Era nel corpo della creatura e stava guardando il mondo con quei piccoli occhi lattiginosi. Doveva essere un sogno perché non era minimamente terrorizzato, ma, man mano che i sensi tornavano, si accorse che era troppo reale. Poteva muoversi strisciando, sentiva al tatto il marciapiede sotto il ventre. Però la paura non arrivava, non era normale.
«In qualche modo sono finito in questo corpo» pensò «ma non è possibile, questa “cosa” non può contenere un cervello. Comunque, sembra che io non possegga più nessuno stimolo emotivo, sto accettando tutto e sto pensando lucidamente.»

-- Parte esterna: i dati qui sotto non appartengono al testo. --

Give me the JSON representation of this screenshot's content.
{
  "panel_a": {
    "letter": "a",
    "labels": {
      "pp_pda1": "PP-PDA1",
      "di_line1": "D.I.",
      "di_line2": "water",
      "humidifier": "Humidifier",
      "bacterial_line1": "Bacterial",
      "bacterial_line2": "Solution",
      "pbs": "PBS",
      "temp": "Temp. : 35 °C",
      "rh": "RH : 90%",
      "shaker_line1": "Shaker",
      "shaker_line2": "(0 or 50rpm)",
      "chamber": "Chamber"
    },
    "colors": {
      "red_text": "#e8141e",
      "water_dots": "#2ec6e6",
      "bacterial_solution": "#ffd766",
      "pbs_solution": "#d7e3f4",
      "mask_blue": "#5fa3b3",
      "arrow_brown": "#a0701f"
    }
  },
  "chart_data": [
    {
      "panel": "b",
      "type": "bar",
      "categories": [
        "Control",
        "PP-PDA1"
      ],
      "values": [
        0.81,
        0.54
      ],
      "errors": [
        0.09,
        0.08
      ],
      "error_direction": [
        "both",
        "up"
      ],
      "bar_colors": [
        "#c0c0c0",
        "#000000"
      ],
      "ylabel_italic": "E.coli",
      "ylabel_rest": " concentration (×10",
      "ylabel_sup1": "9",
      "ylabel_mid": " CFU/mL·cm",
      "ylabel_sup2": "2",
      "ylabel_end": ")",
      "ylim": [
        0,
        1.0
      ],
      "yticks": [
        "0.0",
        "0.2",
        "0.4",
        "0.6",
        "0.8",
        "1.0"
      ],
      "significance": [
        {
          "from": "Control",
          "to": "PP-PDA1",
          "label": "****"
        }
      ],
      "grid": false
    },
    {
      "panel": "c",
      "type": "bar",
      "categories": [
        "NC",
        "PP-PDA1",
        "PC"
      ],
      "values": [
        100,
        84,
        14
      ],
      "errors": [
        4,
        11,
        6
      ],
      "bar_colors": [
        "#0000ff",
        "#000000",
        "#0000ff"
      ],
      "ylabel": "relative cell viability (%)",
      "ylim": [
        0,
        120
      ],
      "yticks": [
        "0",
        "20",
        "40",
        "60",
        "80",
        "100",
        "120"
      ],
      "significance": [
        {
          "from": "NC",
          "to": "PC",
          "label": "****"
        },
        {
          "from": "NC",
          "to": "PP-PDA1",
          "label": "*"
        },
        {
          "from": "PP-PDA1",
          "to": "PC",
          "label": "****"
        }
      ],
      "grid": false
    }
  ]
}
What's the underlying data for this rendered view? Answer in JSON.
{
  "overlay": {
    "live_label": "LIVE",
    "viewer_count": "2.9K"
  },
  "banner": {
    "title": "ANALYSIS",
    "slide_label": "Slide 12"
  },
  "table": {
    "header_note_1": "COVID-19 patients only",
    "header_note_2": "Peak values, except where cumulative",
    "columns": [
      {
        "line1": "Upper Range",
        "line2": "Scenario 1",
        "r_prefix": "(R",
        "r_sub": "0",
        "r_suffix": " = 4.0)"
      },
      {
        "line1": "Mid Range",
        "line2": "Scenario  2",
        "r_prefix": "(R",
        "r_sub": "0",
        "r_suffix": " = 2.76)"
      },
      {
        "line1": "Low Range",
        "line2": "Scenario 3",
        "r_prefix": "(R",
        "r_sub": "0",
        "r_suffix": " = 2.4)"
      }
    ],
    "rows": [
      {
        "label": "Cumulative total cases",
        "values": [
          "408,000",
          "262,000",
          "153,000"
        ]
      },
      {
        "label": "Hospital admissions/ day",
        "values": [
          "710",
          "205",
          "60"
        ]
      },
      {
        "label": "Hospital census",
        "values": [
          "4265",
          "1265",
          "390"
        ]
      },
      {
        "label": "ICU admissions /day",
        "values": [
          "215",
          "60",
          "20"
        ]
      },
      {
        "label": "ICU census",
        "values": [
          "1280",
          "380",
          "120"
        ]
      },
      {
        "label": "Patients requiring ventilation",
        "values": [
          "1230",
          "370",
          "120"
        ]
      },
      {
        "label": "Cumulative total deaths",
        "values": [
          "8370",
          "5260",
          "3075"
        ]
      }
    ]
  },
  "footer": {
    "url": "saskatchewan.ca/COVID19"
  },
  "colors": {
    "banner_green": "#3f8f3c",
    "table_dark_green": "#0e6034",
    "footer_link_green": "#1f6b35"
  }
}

In quel momento provò una sensazione stranissima, in un qualche modo inspiegabile riuscì a collegarsi ai «ricordi» della creatura. Non capiva come, ma, sebbene avesse la certezza che l’essenza della “cosa” non fosse più lì, sembrava che i vecchi pensieri dell’essere fluissero in lui. Apprese prima come muovere quello strano corpo e poi ne concepì l’interezza. Avvertì l’organo, alla fine della coda, che serviva per «scambiare i cervelli», era la definizione più simile alla realtà che poteva coniare, il meccanismo era biologico e basato sulla memoria ma non esistevano parole umane per descriverlo.
Poi ebbe accesso ai ricordi più profondi dell’essere: capì da dove veniva, cosa aveva visto e cosa aveva fatto. Pur non potendo provare paura la sua mente si bloccò per una frazione di secondo davanti all’orrore innominabile di quelle immagini.
Non vide l’ombra sopra di sé.
«Lumaca!»
La madre corse verso la bambina:
«Jessica, ti ho detto mille volte che le creature non si devono uccidere! è sbagliato!»
«Ma mamma! Lumaca!»
«O mio dio! Che schifo! Guarda come hai ridotto la scarpina!»
La donna prese un fazzoletto e pulì con disgusto le tracce di viscere.
«Guai a te se lo fai di nuovo! Ed ora corriamo altrimenti arriviamo tardi all’asilo!»
Sul marciapiede un corpo invertebrato si stava contorcendo negli ultimi spasimi dell’agonia.
Michael morì così, senza provare né paura né dolore, ancora incredulo per la sorte che gli era toccata.